Très discret lors de sa diffusion en salles, Assassination Nation a tout pour devenir un film culte, sa sortie correspondant en plus – amère ironie – aux révélations du scandale Weinstein. Pour nous, c’est le film qu’on attendait depuis longtemps, qu’on espérait sans trop y croire, mais qu’on n’a pourtant pas du tout vu venir !
Lily Colson et ses trois meilleures amies sont accro aux réseaux sociaux, selfies, emojis, snapchats et sextos. La toile n’a plus le moindre secret pour elles. Mais le jour où la ville se retrouve victime d’un piratage informatique, les données personnelles et la vie privée des habitants éclatent au grand jour. Accusée d’être à l’origine de ce leak gigantesque, Lily s’apprête à vivre la nuit la plus cauchemardesque de son existence : les habitants, dont tout le monde connait maintenant le vrai visage, vont alors se masquer pour la traquer et l’assassiner, elle et ses amies.
Le nom de la ville, Salem – à peine évoqué dans le film – nous fait comprendre qu’Assassination Nation n’est donc à priori qu’une chasse aux sorcières 2.0.
Mais passé une intro un peu tape-à-l’œil (à l’image du marketing du film) qui nous pousse à croire qu’on va assister à un teen movie lolita-choc stylisé, on se rend vite compte que la vraie chasse aux sorcières du métrage n’est pas là où on l’attend. Car les habitants de Salem vont rapidement réaliser que nous sommes en 2018, et que les jeunes filles ne sont peut-être plus comme ils ont toujours voulu qu’elles soient.
Sam Levinson va alors retourner la crêpe d’un coup et se rapprocher davantage des Monstres de Maple Street de la Quatrième Dimension, envoyant méthodiquement brûler sur son bûcher en forme de film les pires maux de notre ère dans un enchainement éprouvant, extrêmement précis et intelligent : slut/body-shaming, homophobie, misogynie, sexisme, transphobie, masculinité, cyberharcèlement, adultère tendance pédophile, inceste, viol, effet de meute, armes à feu… Rien n’est épargné !
Cité, ou plutôt raillé de façon hilarante au milieu de ce survival féministe enragé (et engagé), même le tristement fameux #notallmen y passe – prononcé en plus à l’attention de Bex, l’émouvante ado transsexuelle de la bande – après une scène de Last Stand digne du final de La Horde Sauvage. L’une des héroïnes ira jusqu’à prononcer le fameux “Let’s go” du film de Peckinpah, mais de façon brillamment inversée, une fois le gunfight terminé. Si les clin d’œils sont nombreux : Argento lors de l’intro et du plan séquence immobilier très “Ténèbres”, le Western, le genre Sukeban… ils sont une fois encore utilisés avec cohérence et intelligence.
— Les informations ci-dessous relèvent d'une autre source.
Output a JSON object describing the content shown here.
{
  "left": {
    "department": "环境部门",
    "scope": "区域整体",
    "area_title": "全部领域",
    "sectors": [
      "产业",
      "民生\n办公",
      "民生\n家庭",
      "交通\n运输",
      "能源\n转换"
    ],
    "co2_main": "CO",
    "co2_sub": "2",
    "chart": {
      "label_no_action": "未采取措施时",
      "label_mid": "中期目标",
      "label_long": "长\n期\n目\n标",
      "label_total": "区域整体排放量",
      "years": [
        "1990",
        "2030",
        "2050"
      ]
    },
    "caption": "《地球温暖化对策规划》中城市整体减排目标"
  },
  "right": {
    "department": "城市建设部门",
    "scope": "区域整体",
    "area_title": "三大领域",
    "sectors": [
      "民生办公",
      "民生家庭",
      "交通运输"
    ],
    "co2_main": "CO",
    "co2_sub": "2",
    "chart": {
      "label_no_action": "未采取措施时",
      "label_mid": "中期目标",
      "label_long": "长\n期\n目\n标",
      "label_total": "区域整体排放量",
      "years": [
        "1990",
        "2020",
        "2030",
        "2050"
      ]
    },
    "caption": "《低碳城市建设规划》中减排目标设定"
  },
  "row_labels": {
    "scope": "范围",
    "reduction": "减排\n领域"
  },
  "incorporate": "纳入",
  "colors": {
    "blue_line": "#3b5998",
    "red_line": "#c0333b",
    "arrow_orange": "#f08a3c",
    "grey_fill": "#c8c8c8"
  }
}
Le dernier plan des 4 protagonistes du film ne laisse aucune place au doute : c’est bien d’une guerre des sexes dont il s’agit et le camp des femmes, suite au discours de Lily sur les réseaux sociaux, qui énumère les injonctions qu’elle reçoit depuis sa naissance et qu’elle refuse désormais, est solidaire et a pris les armes. Mieux, elles les ont volées à l’oppresseur pour les retourner contre lui.
Le film se clôt sur un générique de fin poignant et écrasant de beauté : au petit matin, une fanfare, la Jackson State University Marching Band, fait irruption comme par magie et interprète à toute blinde un tonitruant chant de la victoire – We Can’t Stop de Miley Cyrus, ici en sœur martyre de la Britney Spears de Spring Breakers – en déambulant au milieu des ruines fumantes de cette banlieue résidentielle, symbole simple et efficace de ce qu’il reste d’une Amérique hystérique, blanche et macho devenue totalement schizophrénique.
En tête de la fanfare, c’est une majorette noire couronnée et habillée d’or qui donne fièrement le rythme, comme une ultime sommation au spectateur qui n’aurait pas compris que les choses ont changé.
C’est notre maison et nous pouvons aimer qui nous voulons
C’est notre chanson nous pouvons chanter si nous voulons
C’est ma bouche je peux dire ce que je veux
C’est notre maison
Ce sont nos règles
Et on ne peut pas arrêter
Et on ne va pas arrêter
Ne vois-tu pas que la nuit nous appartient
Ne le vois-tu pas, nous qui affrontons cette vie
Et on ne peut pas arrêter
Et on ne va pas arrêter
Miley Cyrus – We Can’t Stop
ASSASSINATION NATION
de Sam Levinson
Avec Odessa Young, Suki Waterhouse, Hari Nef, Abra, Bella Thorne
Sorti le 10 avril en DVD et Blu-Ray, 14,99 ou 16,99 euros.